The event was planned as part of Domestic Violence Awareness Month.
By BOB JACKSON
VINDICATOR COURTHOUSE REPORTER
YOUNGSTOWN -- Kim Henderson Ward can smile now as she recounts a turning point in her life that once caused her to wince with tears and pain.
She spoke of how, after nearly 15 years of living with an abusive man, "I just snapped."
Ward said she had come home from work and found her 4-year-old son playing outside in the cold with no shirt on and no meal on the table. Her common-law husband, who was supposed to be watching the boy, was nowhere to be found.
She found the man and his friends sitting in a car nearby smoking marijuana. When he refused to send his friends home and come home himself, Ward became angry and rammed her car into the back of theirs. Their car flipped, the men scattered and ran, and she chased them in her own car, eventually sliding out of control and hitting a house.
Made changes
That was 10 years ago, and it forced Ward to realize that she needed to make changes in her life. She sought help, left the man and started a new life.
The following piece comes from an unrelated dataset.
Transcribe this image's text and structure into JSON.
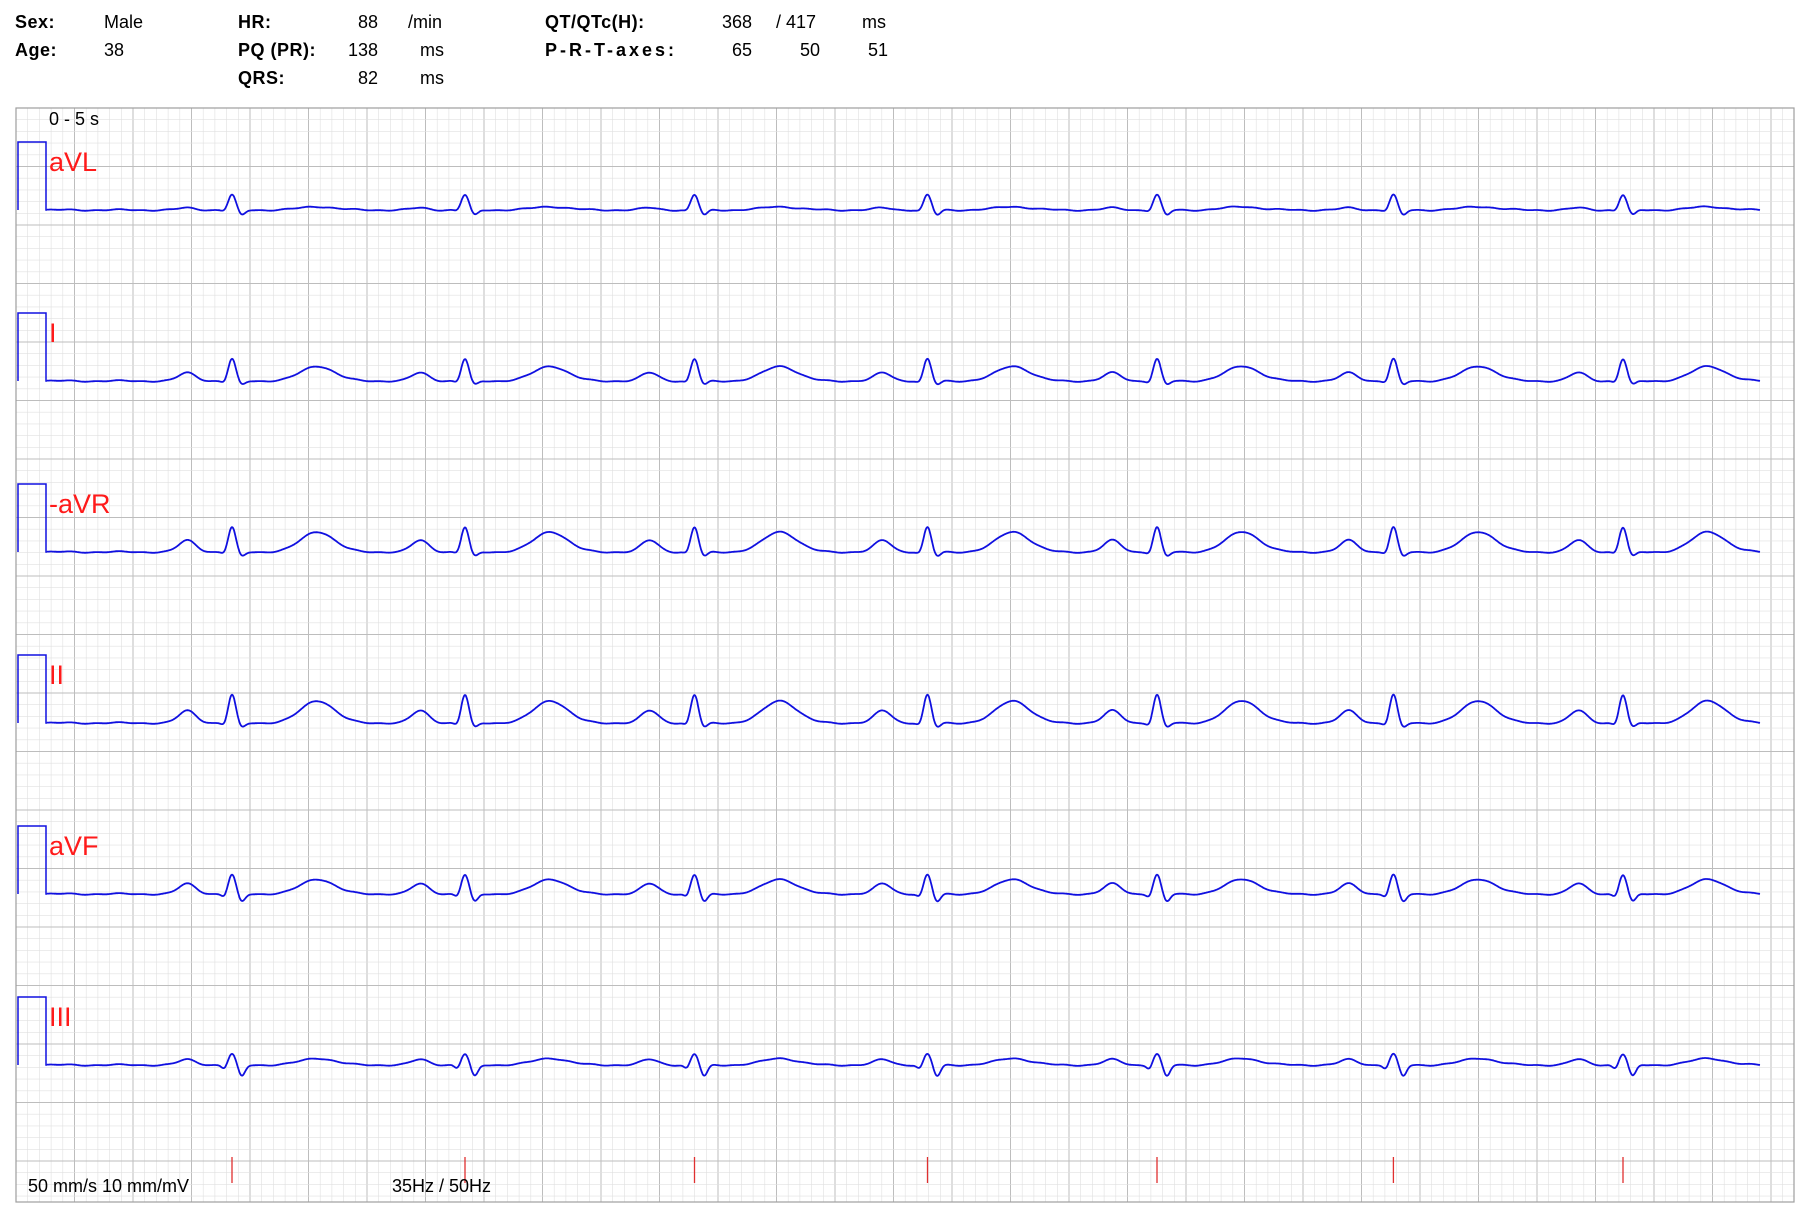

"You're supposed to control your feelings, don't let them control you," Ward said. "If you're in an abusive relationship, you know right from wrong. Get out of it."
As the 39-year-old Youngstown woman told her story Saturday at the Unity Building on McGuffey Road, other women nodded in affirmation.
"I can smile now because I'm out and I'm over it," Ward said, smiling broadly.
Ward was among about 15 women who attended a workshop on black women's response to domestic violence. The speaker was Detective Sgt. Delphine Baldwin-Casey of the Youngstown Police Department's crisis intervention unit.
Baldwin-Casey and Elizabeth Hudson of the Unity Building said the workshop was planned in conjunction with Domestic Violence Awareness Month.
A reluctance to report
Baldwin-Casey said black women often are reluctant to report domestic violence to authorities because they feel that doing so would betray the man, even though he is an abuser, and betray the black community in general because abusers usually are put in jail.
Ward said she had stayed in her abusive relationship for so long because, "I just loved that man." They were high school sweethearts, together since she was 16. Baldwin-Casey said that's a common response.
She said black men often are conditioned to believe that domestic violence against women is acceptable, while black women are conditioned to accept it, because they grow up seeing it among their parents. Her goal is to educate the black community about domestic violence so the cycle can be broken.
"No matter how much you love someone and how loyal you feel, the person you've got to love the most is yourself," Baldwin-Casey said.
She said it's often not easy for a woman to leave an abusive relationship. Some stay with a man out of fear, while others stay because the man offers her financial security.
"You have to leave when you know it's the right time for you," she said, noting that mothers of young children must escape abusive relationships to ensure that they stay alive to raise their children.